Biodiversity Extinction Thresholds Are Modulated By Matrix Type

Document Type

Article

Publication Date

11-27-2017

Published In

Ecography

Abstract

Biodiversity extinction thresholds are abrupt declines in biological diversity that occur with habitat loss, associated with a decline in habitat connectivity. Matrix quality should influence the location of thresholds along habitat loss gradients through its effects on connectivity; however these relationships have seldom been explored empirically. Using field data from 23 independent 1,254 ha landscapes in the Brazilian Atlantic Forest, we evaluated how tropical avian biodiversity responds to native forest loss within habitat patches embedded either in homogeneous pasture matrix context (with a high proportion of cattle pastures), and heterogeneous coffee matrix context (with high abundance of sun coffee plantations).

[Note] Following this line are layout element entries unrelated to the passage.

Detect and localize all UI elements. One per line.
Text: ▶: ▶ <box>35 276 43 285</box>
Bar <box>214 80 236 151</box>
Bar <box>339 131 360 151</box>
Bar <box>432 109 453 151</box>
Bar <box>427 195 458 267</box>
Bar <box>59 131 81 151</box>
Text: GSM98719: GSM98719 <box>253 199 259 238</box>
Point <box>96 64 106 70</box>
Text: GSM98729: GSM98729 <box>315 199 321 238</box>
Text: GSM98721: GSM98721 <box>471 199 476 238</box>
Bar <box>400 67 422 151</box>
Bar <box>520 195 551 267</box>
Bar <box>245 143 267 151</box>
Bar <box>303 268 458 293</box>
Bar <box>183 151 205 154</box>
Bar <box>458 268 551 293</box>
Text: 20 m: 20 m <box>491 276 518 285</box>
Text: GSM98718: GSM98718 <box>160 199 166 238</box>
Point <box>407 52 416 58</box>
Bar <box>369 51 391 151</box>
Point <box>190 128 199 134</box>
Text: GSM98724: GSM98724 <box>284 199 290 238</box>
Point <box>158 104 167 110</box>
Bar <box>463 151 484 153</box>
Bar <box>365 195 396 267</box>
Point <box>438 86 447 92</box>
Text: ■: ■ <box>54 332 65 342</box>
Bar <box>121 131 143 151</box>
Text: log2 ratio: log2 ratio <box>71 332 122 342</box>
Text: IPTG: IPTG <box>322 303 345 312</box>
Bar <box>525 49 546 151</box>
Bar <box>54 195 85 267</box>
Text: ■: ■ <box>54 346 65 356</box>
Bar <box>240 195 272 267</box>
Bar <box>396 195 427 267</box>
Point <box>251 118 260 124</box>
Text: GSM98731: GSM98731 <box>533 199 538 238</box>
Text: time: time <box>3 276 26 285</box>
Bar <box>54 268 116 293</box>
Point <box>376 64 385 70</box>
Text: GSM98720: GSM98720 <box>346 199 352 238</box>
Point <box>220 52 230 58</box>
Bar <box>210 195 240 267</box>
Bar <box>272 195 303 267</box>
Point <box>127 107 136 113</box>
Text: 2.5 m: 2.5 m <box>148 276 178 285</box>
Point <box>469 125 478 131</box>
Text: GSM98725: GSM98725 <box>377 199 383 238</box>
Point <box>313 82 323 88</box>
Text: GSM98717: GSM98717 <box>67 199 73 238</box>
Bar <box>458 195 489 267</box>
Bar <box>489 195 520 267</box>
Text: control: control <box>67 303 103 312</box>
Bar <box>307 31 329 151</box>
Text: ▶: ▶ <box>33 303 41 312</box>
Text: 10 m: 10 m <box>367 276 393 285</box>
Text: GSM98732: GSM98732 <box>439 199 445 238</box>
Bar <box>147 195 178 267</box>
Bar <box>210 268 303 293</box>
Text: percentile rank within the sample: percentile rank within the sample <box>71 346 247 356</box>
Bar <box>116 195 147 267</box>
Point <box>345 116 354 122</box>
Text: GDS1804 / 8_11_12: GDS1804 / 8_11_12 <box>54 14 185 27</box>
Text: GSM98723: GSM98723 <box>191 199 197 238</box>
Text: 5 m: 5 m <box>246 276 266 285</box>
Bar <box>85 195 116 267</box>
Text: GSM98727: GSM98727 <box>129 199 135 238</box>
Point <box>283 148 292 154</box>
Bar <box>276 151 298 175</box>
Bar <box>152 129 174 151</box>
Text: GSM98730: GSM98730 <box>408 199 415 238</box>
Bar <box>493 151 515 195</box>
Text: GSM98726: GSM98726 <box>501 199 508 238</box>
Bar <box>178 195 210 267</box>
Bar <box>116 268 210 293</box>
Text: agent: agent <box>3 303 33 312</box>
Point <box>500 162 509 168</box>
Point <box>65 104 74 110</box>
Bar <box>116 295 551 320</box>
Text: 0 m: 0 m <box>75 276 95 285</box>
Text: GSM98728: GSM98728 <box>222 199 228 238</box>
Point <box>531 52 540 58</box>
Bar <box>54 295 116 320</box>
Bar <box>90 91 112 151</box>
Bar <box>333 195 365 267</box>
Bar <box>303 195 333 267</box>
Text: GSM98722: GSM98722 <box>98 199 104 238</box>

We considered taxonomic, functional, and phylogenetic diversity, and tested if matrix type and choice of diversity metric influenced the location of biodiversity thresholds along the forest cover gradient. We found that matrix type postponed the abrupt loss of taxonomic diversity, from a threshold of 35% of forest cover in homogeneous pasture matrix to 19% in heterogeneous coffee matrix. Phylogenetic diversity responded similarly, with thresholds at 30% and 24% in homogeneous-pasture and heterogeneous-coffee matrices, respectively, but no relationship with forest cover was detected when corrected for richness correlation. Despite the absence of a threshold for functional diversity in either matrix types, a strong decline below 20% of habitat amount was detected. Finally, below 20% native habitat loss, all diversity indices demonstrated abrupt declines, indicating that even higher-quality matrices cannot postpone diversity loss below this critical threshold. These results highlight that taxonomic diversity is a more sensitive index of biodiversity loss in fragmented landscapes, which may be used as a benchmark to prevent subsequent functional and phylogenetic losses. Furthermore, increasing matrix quality appears an efficient conservation strategy to maintain higher biodiversity levels in fragmented landscapes over a larger range of habitat loss.